In October, Julian Pike, outside counsel for the company, said there had also been a meeting in May 2008 between Myler and Murdoch when evidence of phone hacking may have been discussed. Pike said he had told News Corp. that in 2008 that there “was a powerful case to support a culture of illegal accessing of information” at the newspaper.
James Murdoch joined News International as chairman in December 2007, after the alleged hacking took place.
The lawmakers are scheduled to question him from about 11:00 a.m. London time tomorrow. He hired Jeremy Sandelson, global head of litigation at law firm Clifford Chance in London.
Bloomberg LP, the parent of Bloomberg News, competes with News Corp. units in providing financial news and information.
The dispute between James Murdoch and Myler and Crone centers around an e-mail that was produced by police and showed transcripts of hacked voice mails and had been passed around the News of the World newsroom.
Myler and Crone met with Murdoch for less than 15 minutes in 2008 to discuss the settlement of a privacy complaint filed by Gordon Taylor, chief executive of the Professional Footballers’ Association. They said in September they told him the company had to settle because Taylor’s lawyers had produced a transcript of voice mails typed by a reporter at the newspaper and marked “for Neville.”
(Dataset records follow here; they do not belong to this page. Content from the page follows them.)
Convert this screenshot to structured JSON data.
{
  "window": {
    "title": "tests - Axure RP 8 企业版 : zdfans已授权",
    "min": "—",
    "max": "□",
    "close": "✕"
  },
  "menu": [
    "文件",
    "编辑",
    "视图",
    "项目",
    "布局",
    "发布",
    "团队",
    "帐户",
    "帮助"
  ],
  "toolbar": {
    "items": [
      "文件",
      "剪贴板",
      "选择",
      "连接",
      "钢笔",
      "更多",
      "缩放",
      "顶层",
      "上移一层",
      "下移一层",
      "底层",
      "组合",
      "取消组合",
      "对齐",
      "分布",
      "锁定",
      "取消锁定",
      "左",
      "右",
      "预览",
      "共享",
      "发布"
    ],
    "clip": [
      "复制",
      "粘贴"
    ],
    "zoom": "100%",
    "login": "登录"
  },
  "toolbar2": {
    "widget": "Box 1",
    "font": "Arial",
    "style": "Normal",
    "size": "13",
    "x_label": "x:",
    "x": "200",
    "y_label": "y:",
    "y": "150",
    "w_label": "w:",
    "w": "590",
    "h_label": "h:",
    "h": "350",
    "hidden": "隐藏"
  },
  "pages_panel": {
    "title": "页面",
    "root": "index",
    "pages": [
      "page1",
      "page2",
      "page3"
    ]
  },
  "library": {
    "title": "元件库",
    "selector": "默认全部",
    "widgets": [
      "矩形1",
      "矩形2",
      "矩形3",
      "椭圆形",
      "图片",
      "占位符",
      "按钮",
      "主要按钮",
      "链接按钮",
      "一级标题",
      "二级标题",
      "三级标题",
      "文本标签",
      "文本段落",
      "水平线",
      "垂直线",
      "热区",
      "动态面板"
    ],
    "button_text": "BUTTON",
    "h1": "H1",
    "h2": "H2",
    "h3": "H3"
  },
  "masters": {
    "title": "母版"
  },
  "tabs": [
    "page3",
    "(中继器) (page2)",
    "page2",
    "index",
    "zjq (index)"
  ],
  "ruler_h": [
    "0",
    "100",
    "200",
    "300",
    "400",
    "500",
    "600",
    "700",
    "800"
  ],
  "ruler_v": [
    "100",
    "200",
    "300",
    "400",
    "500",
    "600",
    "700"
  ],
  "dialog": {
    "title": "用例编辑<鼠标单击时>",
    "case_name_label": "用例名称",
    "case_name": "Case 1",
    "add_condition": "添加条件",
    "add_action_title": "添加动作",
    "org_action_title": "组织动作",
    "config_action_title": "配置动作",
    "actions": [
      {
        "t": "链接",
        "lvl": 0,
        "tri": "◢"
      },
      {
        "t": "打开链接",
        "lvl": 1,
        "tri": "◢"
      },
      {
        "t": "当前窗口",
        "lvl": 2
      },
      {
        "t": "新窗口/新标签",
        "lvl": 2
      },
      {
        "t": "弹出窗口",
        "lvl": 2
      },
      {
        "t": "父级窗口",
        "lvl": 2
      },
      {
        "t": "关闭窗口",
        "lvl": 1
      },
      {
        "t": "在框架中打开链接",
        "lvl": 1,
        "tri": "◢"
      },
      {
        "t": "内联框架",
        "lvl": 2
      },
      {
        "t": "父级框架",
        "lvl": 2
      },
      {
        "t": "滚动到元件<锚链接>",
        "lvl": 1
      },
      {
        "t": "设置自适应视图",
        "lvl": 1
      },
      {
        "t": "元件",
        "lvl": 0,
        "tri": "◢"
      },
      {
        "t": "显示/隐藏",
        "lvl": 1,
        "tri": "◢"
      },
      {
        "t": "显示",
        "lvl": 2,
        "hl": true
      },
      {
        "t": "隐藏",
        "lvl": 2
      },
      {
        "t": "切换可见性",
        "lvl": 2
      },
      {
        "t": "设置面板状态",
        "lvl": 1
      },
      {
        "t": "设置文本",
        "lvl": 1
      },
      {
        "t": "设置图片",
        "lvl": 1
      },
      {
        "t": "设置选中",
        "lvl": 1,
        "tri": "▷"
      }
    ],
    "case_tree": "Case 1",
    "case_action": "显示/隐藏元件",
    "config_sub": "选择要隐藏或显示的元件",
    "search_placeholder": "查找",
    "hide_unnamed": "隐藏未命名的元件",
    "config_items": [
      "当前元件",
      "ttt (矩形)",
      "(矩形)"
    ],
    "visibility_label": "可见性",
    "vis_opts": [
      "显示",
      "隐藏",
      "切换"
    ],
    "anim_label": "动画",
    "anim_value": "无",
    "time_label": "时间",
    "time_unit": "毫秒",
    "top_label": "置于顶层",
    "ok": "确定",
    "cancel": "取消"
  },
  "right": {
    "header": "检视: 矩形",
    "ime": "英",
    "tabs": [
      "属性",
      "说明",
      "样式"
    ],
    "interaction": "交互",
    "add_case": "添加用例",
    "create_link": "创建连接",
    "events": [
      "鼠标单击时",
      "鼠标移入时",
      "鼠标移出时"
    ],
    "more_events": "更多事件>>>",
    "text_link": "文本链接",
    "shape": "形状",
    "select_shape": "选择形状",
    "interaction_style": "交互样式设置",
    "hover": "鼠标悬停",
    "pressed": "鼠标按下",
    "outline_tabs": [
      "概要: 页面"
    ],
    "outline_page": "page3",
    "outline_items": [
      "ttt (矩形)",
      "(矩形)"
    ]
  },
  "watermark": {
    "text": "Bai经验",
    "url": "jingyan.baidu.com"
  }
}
“I think everybody perfectly understood the seriousness and significance of what we were discussing,” Myler told the lawmaker committee at the time. Asked if he had told Murdoch that this appeared to be a reference to Neville Thurlbeck, the paper’s chief reporter, Crone replied, “I’ve got a feeling I probably did.”
James Murdoch has said neither Myler nor Crone told him that wrongdoing extended beyond reporter Clive Goodman and private investigator Glenn Mulcaire, who both went to jail in 2007.
Michael Grade, the former chairman of U.K. broadcaster ITV Plc, said last week News Corp. should have disclosed all the information about phone hacking as soon as they discovered it. Grade compared the crisis with ITV’s response to the 2007 premium-rate phone line case where consumers paid to enter competitions they had no chance of winning.
“It was commercially inept, frankly,” Grade said. “The thing we did differently to News International is that we got to the bottom of it ourselves.”